Help files

Web Data Extraction Part I

Extracting data from web pages is a big part of Web Automation. In WinAutomation there are four actions dedicated to this task, with "Extract Data from Web Page" being the more important and versatile.

The other actions allow you to take a screenshot of a web page element, retrieve details of a web page such as its title or its HTML source and finally retrieve any HTML attribute of any web page element or even its text.

So far so good, however, very often, you want to retrieve information displayed into the page in the form of tables or lists, rather than technical values. And this is where the "Extract Data from Web Page" action comes into play:

webdataextractioni1.png

As with any other web-related action you will first need to specify the web browser instance containing the page you want to extract data from. The next step is to specify the data itself and finally to select where the extracted data will be stored. The default value is to be written into a newly generated Excel spreadsheet, but to do so you need to have Microsoft Excel installed in your computer.

Alternatively you can have the data stored into a variable for further processing by later actions. Note that the extracted data can be in any of the following forms:

1. Single Value:

Say that from a web page containing info about a product, your extract the product name only. In this case, if the extracted data is stored into a variable this variable will contain a text value.

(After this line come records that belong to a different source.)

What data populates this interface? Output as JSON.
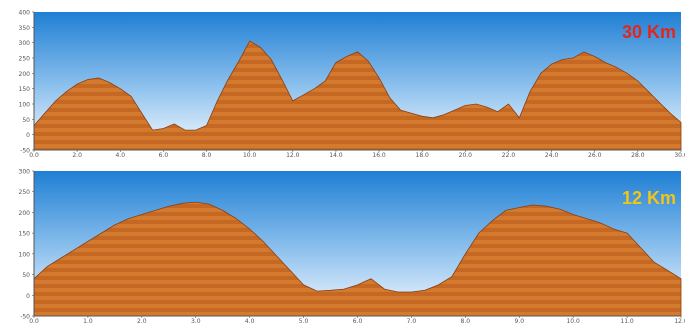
{
  "chart_data": [
    {
      "type": "area",
      "title": "",
      "badge": "30 Km",
      "xlabel": "",
      "ylabel": "",
      "xlim": [
        0,
        30
      ],
      "ylim": [
        -50,
        400
      ],
      "xticks": [
        "0.0",
        "2.0",
        "4.0",
        "6.0",
        "8.0",
        "10.0",
        "12.0",
        "14.0",
        "16.0",
        "18.0",
        "20.0",
        "22.0",
        "24.0",
        "26.0",
        "28.0",
        "30.0"
      ],
      "yticks": [
        "-50",
        "0",
        "50",
        "100",
        "150",
        "200",
        "250",
        "300",
        "350",
        "400"
      ],
      "grid": false,
      "series": [
        {
          "x": [
            0,
            0.5,
            1,
            1.5,
            2,
            2.5,
            3,
            3.5,
            4,
            4.5,
            5,
            5.5,
            6,
            6.5,
            7,
            7.5,
            8,
            8.5,
            9,
            9.5,
            10,
            10.5,
            11,
            11.5,
            12,
            12.5,
            13,
            13.5,
            14,
            14.5,
            15,
            15.5,
            16,
            16.5,
            17,
            17.5,
            18,
            18.5,
            19,
            19.5,
            20,
            20.5,
            21,
            21.5,
            22,
            22.5,
            23,
            23.5,
            24,
            24.5,
            25,
            25.5,
            26,
            26.5,
            27,
            27.5,
            28,
            28.5,
            29,
            29.5,
            30
          ],
          "values": [
            30,
            70,
            110,
            140,
            165,
            180,
            185,
            170,
            150,
            125,
            70,
            15,
            20,
            35,
            15,
            15,
            30,
            110,
            180,
            240,
            305,
            285,
            245,
            180,
            110,
            130,
            150,
            175,
            235,
            255,
            270,
            240,
            185,
            120,
            80,
            70,
            60,
            55,
            65,
            80,
            95,
            100,
            90,
            75,
            100,
            55,
            140,
            200,
            230,
            245,
            250,
            270,
            255,
            235,
            220,
            200,
            175,
            140,
            105,
            70,
            40
          ]
        }
      ]
    },
    {
      "type": "area",
      "title": "",
      "badge": "12 Km",
      "xlabel": "",
      "ylabel": "",
      "xlim": [
        0,
        12
      ],
      "ylim": [
        -50,
        300
      ],
      "xticks": [
        "0.0",
        "1.0",
        "2.0",
        "3.0",
        "4.0",
        "5.0",
        "6.0",
        "7.0",
        "8.0",
        "9.0",
        "10.0",
        "11.0",
        "12.0"
      ],
      "yticks": [
        "-50",
        "0",
        "50",
        "100",
        "150",
        "200",
        "250",
        "300"
      ],
      "grid": false,
      "series": [
        {
          "x": [
            0,
            0.25,
            0.5,
            0.75,
            1,
            1.25,
            1.5,
            1.75,
            2,
            2.25,
            2.5,
            2.75,
            3,
            3.25,
            3.5,
            3.75,
            4,
            4.25,
            4.5,
            4.75,
            5,
            5.25,
            5.5,
            5.75,
            6,
            6.25,
            6.5,
            6.75,
            7,
            7.25,
            7.5,
            7.75,
            8,
            8.25,
            8.5,
            8.75,
            9,
            9.25,
            9.5,
            9.75,
            10,
            10.25,
            10.5,
            10.75,
            11,
            11.25,
            11.5,
            11.75,
            12
          ],
          "values": [
            40,
            70,
            90,
            110,
            130,
            150,
            170,
            185,
            195,
            205,
            215,
            222,
            225,
            220,
            205,
            185,
            160,
            130,
            95,
            60,
            25,
            10,
            12,
            15,
            25,
            40,
            15,
            8,
            8,
            12,
            25,
            45,
            100,
            150,
            180,
            205,
            212,
            218,
            215,
            208,
            195,
            185,
            175,
            160,
            150,
            115,
            80,
            60,
            40
          ]
        }
      ]
    }
  ],
  "colors": {
    "sky_top": "#1f7fd4",
    "sky_bottom": "#f4f9ff",
    "terrain_light": "#d47a2e",
    "terrain_dark": "#a9521a",
    "badge_30": "#e3261c",
    "badge_12": "#f0c419"
  }
}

2. Handpicked (multiple) values:

Say that, in our previous example you select to extract not only the product name, but also the description and its price. In this case three separate values will be extracted and the resulting variable will hold a value of type DataRow.

You will be able to access each one of the retrieved values using the following form: %DataFromWebPage[...]% where within the brackets you will enter either a number or the name of the value.

3. Lists:

You are no longer in the page containing the product info, but in a page containing the list of all products. If you choose to retrieve all the product names displayed in the page then you'll end up with a list. Subsequently, the variable holding the extracted data will be of type List.

4. Tables

In the previous example of the web page containing a list of products you select to retrieve both the name and the price for each product. In this case the resulting variable will hold a DataTable with a product in each row and two columns (with the product name stored in the first column and the product price in the second one).

Selecting the Data to extract from a Web Page

To specify which data you want to extract from the web page you will need to use a Data Extraction Web Helper. The target data can be specified either by using the live version of the Web Helper, or the standard one.

Live Web Helpers conveniently work on an existing Internet Explorer window. Just have the action "Extract data from Web Page" open in your designer and click on the Internet Explorer of your interest.

The standard Web Helper on the other hand, is a browser window itself and opens by pressing the "Specify Web Data to Extract".

Should you click on the "Specify Data to Extract" button the Web Helper Window will appear.

webdataextractioni2.png

this window consists of two parts, the left pane which is the web browser and the right sidebar which displays a preview of the data selected for extraction.

As with the Web Helpers, the first step is to enter the URL in the address bar and navigate to the page containing the data to be extracted.

Next, all you have to do is right click on any element of the page that you want to retrieve and select the property you want to extract. Most often you will want to extract the text of the element, but you have also the choice to specify any HTML attribute you want to retrieve.

webdataextractioni3.png

At any point you can press the "Accept" button and finish the process of selecting the data you want to extract, or you may continue by selecting more elements. Depending on the elements you select, the web helper may or may not expand the selection. For example, if  the next element you select is the URL of the element chosen in the previous screenshot (shown in green in the screenshots) you will have just two elements selected:

webdataextractioni4.png

If, however, the second element you selected was another search result title, WinAutomation would detect that you are extracting a list and would expand the selection to all items of the list:

webdataextractioni5.png

On the right sidebar you see the preview of the data to be extracted in the form of a list.

So now you have specified that you want to extract a list. If you select an additional element, WinAutomation will extract the corresponding data for each element already in the list, returning the result in the form of a table:

webdataextractioni6.png

By selecting an additional element, the table would simply get an additional column. You can edit the column names by clicking on them in the preview sidebar.

If the data spreads over multiple pages there will be a "Next" link somewhere that points to the next page. You can right click on that link and select "Set This Element As Pager". This way, WinAutomation at runtime will not retrieve the data just from the first page but will continue and retrieve the same data from the next pages too.

At any point you can press the "Reset" button webdataextractionresetbutton.png to discard the selection made so far and start over. You can also examine and modify the CSS Selectors generated by the Web Helper that specify which info needs to be extracted by pressing the "Advanced Settings" button webdataextractionadvancedsettingsbutton.png.

Finally you can press the "Recalculate Now" button webdataextractionrecalculatebutton.png to highlight which data will be extracted from a web page based on the current selection. This can be useful if, for example, you select some elements to extract from a web page containing info about a product. You can then visit a page containing info on another product and click the "Recalculate Now" button to make sure that appropriate info will be retrieved from the second page too.

As mentioned before, after you have finished with selecting the data you want to extract you can press the "Accept" button to return to the action's properties dialog.